Margiela, Louboutin : deux documentaires, deux caractères, une même passion pour la mode

documentaires consacrés aux stylistes Margiela et Louboutin

Margiela, Louboutin : toute fashionista qui se respecte frémit en lisant ces deux noms emblématiques de la planète fashion. Ces deux profils pour le moins atypiques vont révolutionner la mode de manière diamétralement opposée, mais avec la même passion. L’un, discret, habille les corps, l’autre, extraverti, chausse les pieds. Si Martin Margiela propose une mode du quotidien, Christian Louboutin en fait une liturgie. Fantaisie, rupture des codes, redéfinition de la silhouette féminine, tout les oppose, tout les rapproche. C’est ce que nous découvrons en confrontant les documentaires Margiela se raconte et Sur les pas de Louboutin, tournés la même année en 2019.

Margiela se raconte

Le documentaire de Reiner Holzemer, initialement intitulé Martin Margiela in his own words épluche la carrière d’un styliste hors normes, car évoluant hors de portée des radars médiatiques. Martin Margiela a tout fait pour rester dans l’ombre quand ses collègues occupent avec délectation les devants des podiums. Margiela, lui, s’efface devant des créations d’une telle puissance qu’elle vont révolutionner le concept de mode. Nous sommes dans les années 80, Margiela sort tout juste de la maison Jean-Paul Gaultier où il a fait ses classes. Son premier défilé va tout balayer.

Jupes longues, robes perruques, pulls en chaussettes militaires, manches décousues, corsage en emballage plastique, scotch sur les hanches, collier en bouchon de champagne, visages voilés, ce trublion investit terrains vagues et parkings pour réinventer le concept même de défilé. Le documentaire met en lumière ses influences, les étapes de sa créativité, les raisons de ses choix esthétiques, un passage éclair chez Hermès où sa collection, d’une élégance dépouillée, choque alors qu’elle est visionnaire.

Le coup d’éclat de cette carrière d’exception ? Après deux décennies de collections toujours surprenantes, presque prophétiques, Margiela s’en va. Par conviction, pour ne pas devenir un simple produit marketing, pour ne pas faire de concession sur son inventivité, ses instincts esthétiques. C’est dans l’intimité de son atelier d’artiste que le réalisateur capte sa voix, ses gestes, jamais son visage. Au milieu de centaines de boîtes, Margiela continue d’inventorier une créativité désormais tournée vers l’art contemporain, en témoigne l’exposition qu’il orchestre pour Lafayette Anticipations.

À lire également :  Le Jour d’avant : Loïc Prigent dans les backstages des défilés de mode

Sur les pas de Louboutin

2019 : à l’approche de l’exposition dédiée au célèbre chausseur, Olivier Garouste filme Louboutin en train de mettre en place le parcours de cette manifestation ressentie à la fois comme un hommage et une synthèse de son univers. Modèles emblématiques, histoire de la marque depuis la fulgurance de la désormais légendaire semelle rouge jusqu’à la liste de stars entourant le styliste, Sur les pas de Louboutin donne à voir une méthode de travail d’une exigence presque maniaque.

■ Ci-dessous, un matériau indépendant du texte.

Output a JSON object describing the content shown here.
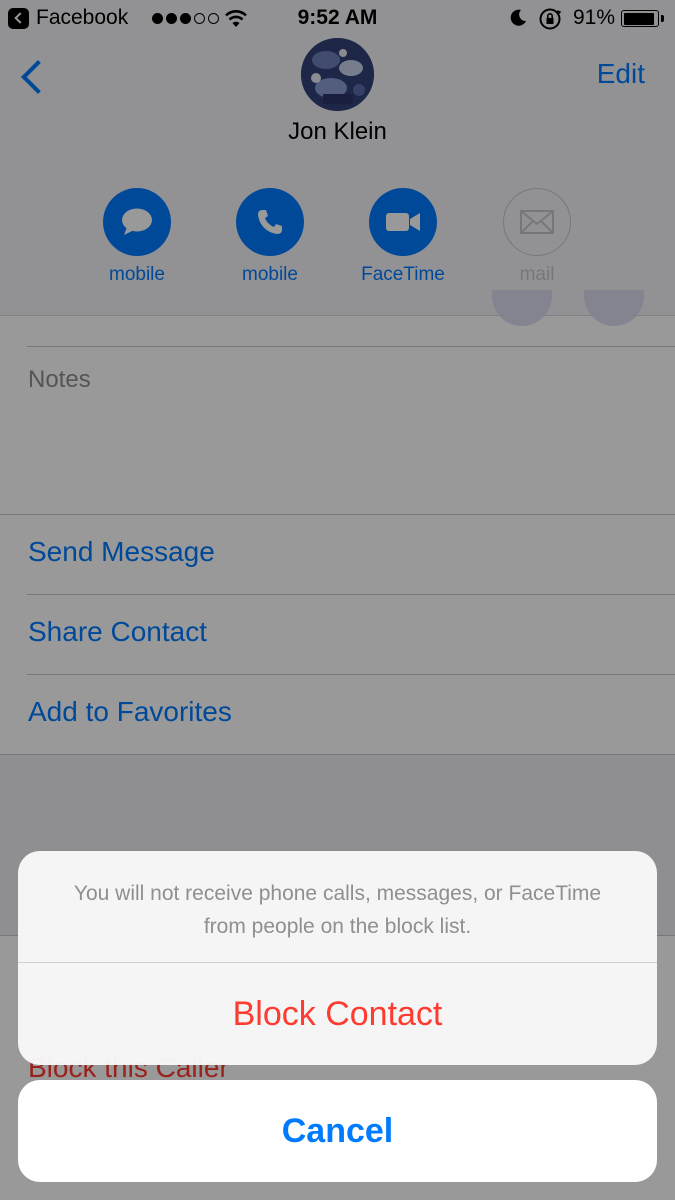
{
  "status_bar": {
    "back_app": "Facebook",
    "signal_dots_filled": 3,
    "signal_dots_total": 5,
    "time": "9:52 AM",
    "battery_percent": "91%",
    "battery_level": 0.91
  },
  "nav": {
    "back_icon": "chevron-left-icon",
    "edit_label": "Edit"
  },
  "contact": {
    "name": "Jon Klein"
  },
  "actions": [
    {
      "icon": "message-bubble-icon",
      "label": "mobile",
      "enabled": true
    },
    {
      "icon": "phone-icon",
      "label": "mobile",
      "enabled": true
    },
    {
      "icon": "video-camera-icon",
      "label": "FaceTime",
      "enabled": true
    },
    {
      "icon": "envelope-icon",
      "label": "mail",
      "enabled": false
    }
  ],
  "sections": {
    "notes_label": "Notes",
    "rows": [
      "Send Message",
      "Share Contact",
      "Add to Favorites"
    ],
    "block_row": "Block this Caller"
  },
  "action_sheet": {
    "message": "You will not receive phone calls, messages, or FaceTime from people on the block list.",
    "destructive_label": "Block Contact",
    "cancel_label": "Cancel"
  },
  "colors": {
    "accent": "#007aff",
    "destructive": "#ff3b30",
    "disabled": "#c7c7cc"
  }
}
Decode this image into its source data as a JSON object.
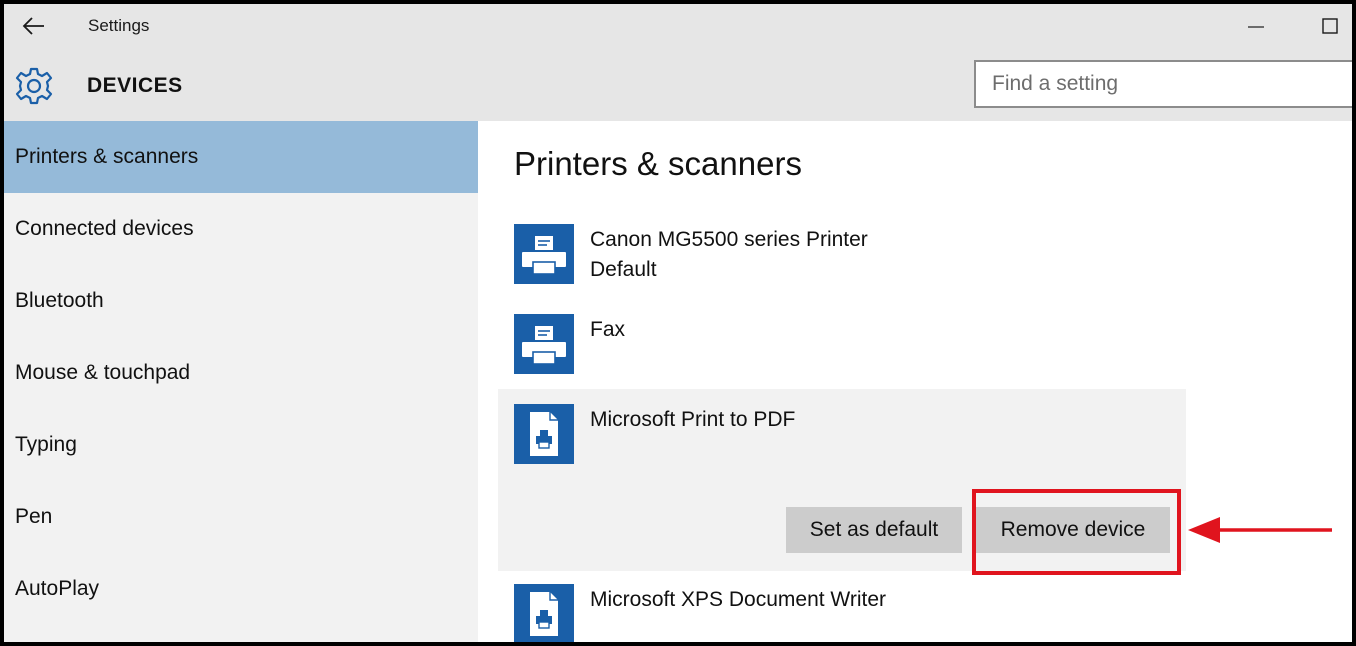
{
  "window": {
    "title": "Settings"
  },
  "header": {
    "section": "DEVICES",
    "search_placeholder": "Find a setting"
  },
  "sidebar": {
    "items": [
      {
        "label": "Printers & scanners",
        "selected": true
      },
      {
        "label": "Connected devices",
        "selected": false
      },
      {
        "label": "Bluetooth",
        "selected": false
      },
      {
        "label": "Mouse & touchpad",
        "selected": false
      },
      {
        "label": "Typing",
        "selected": false
      },
      {
        "label": "Pen",
        "selected": false
      },
      {
        "label": "AutoPlay",
        "selected": false
      }
    ]
  },
  "main": {
    "title": "Printers & scanners",
    "devices": [
      {
        "name": "Canon MG5500 series Printer",
        "status": "Default",
        "icon": "printer-icon"
      },
      {
        "name": "Fax",
        "status": "",
        "icon": "printer-icon"
      },
      {
        "name": "Microsoft Print to PDF",
        "status": "",
        "icon": "document-printer-icon",
        "expanded": true
      },
      {
        "name": "Microsoft XPS Document Writer",
        "status": "",
        "icon": "document-printer-icon"
      }
    ],
    "actions": {
      "set_default": "Set as default",
      "remove": "Remove device"
    }
  },
  "colors": {
    "accent": "#1a5fa8",
    "selected_nav": "#95bad9",
    "annotation": "#e0141e"
  }
}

Louboutin sillonne la planète pour respirer les atmosphères, enrichir son inspiration. Bourreau de travail, méticuleux, il entraîne dans son sillage toute une équipe qui suit ses directives avec ferveur, jusque dans l’orchestration des vitrines qui ornent ses boutiques. Le documentaire donne à voir les étapes de mise en place d’une collection, depuis les dessins initiaux jusqu’à la fabrication en Italie, le naming des modèles, le storytelling des gammes. Ainsi, chaque paire raconte une histoire.

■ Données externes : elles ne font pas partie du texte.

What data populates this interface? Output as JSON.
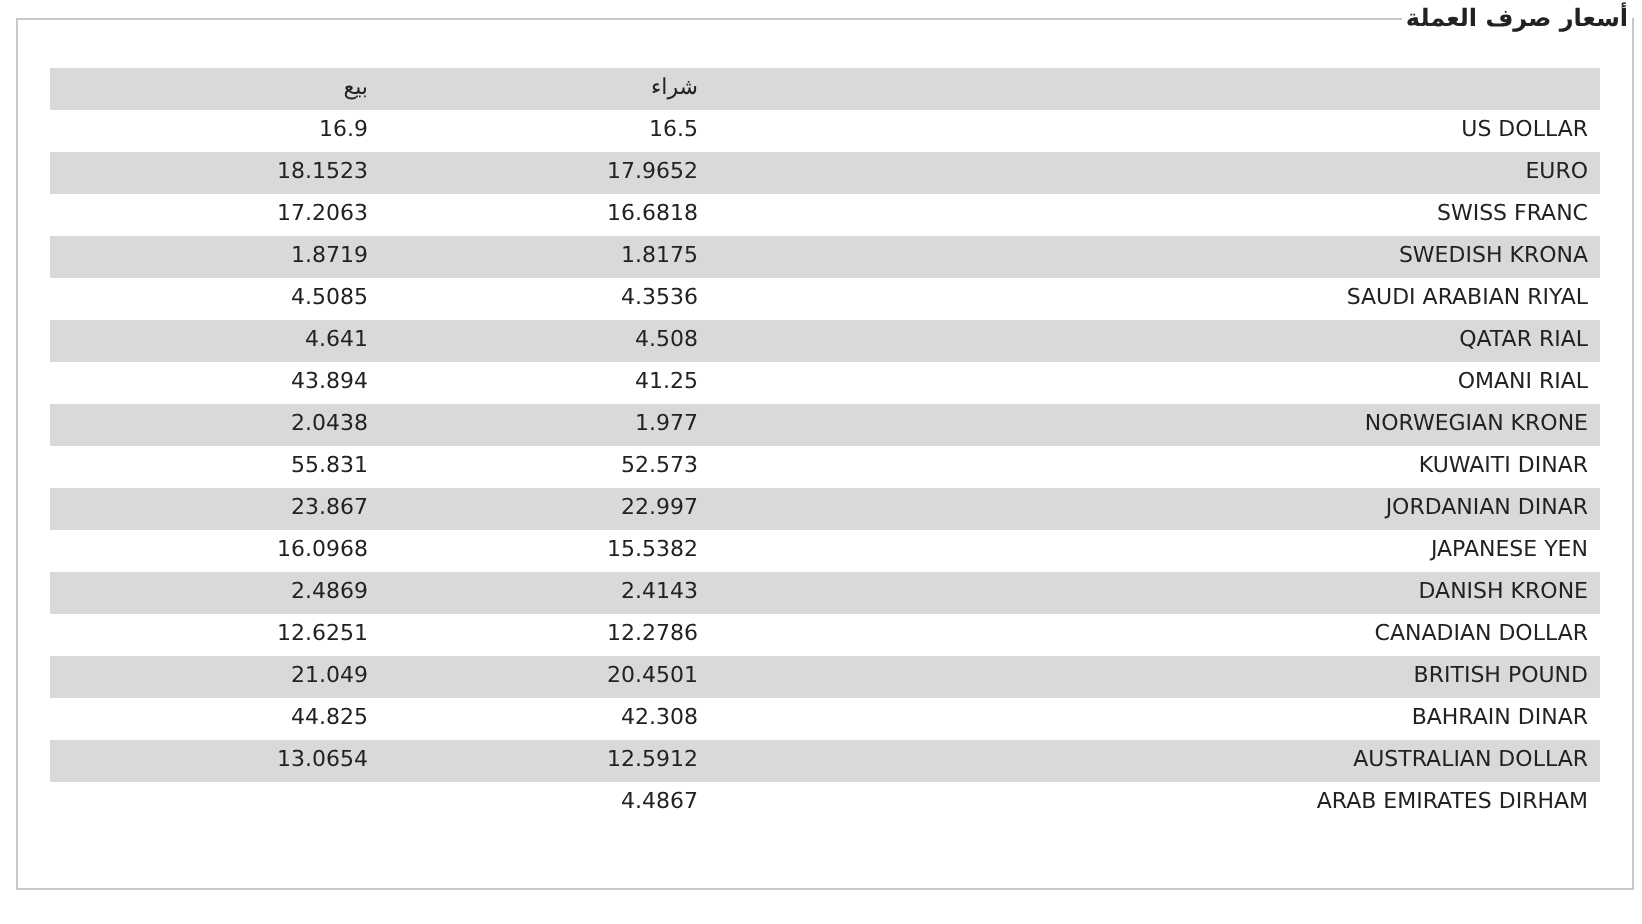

Il ne s’agit plus chausser une femme, il faut la faire rêver, la sublimer, la métamorphoser. Cela a un prix bien sûr. S’imposant comme un incontournable du luxe, la griffe révolutionne l’univers de la chaussure haut de gamme au travers d’une autre manière de concevoir, mais aussi via une communication particulièrement bien rodée dont le documentaire explicite les ressorts. Là aussi, Louboutin garde la main, quitte à redessiner une affiche, nier l’orthographe en ôtant une lettre encombrante, investir un lieu d’exposition qu’il transforme en temple baroque. Styliste solaire, directeur artistique maniaque, communicant inventif et redoutable, c’est un entrepreneur d’une rare finesse qui apparaît finalement à nos yeux dans Sur les pas de Louboutin.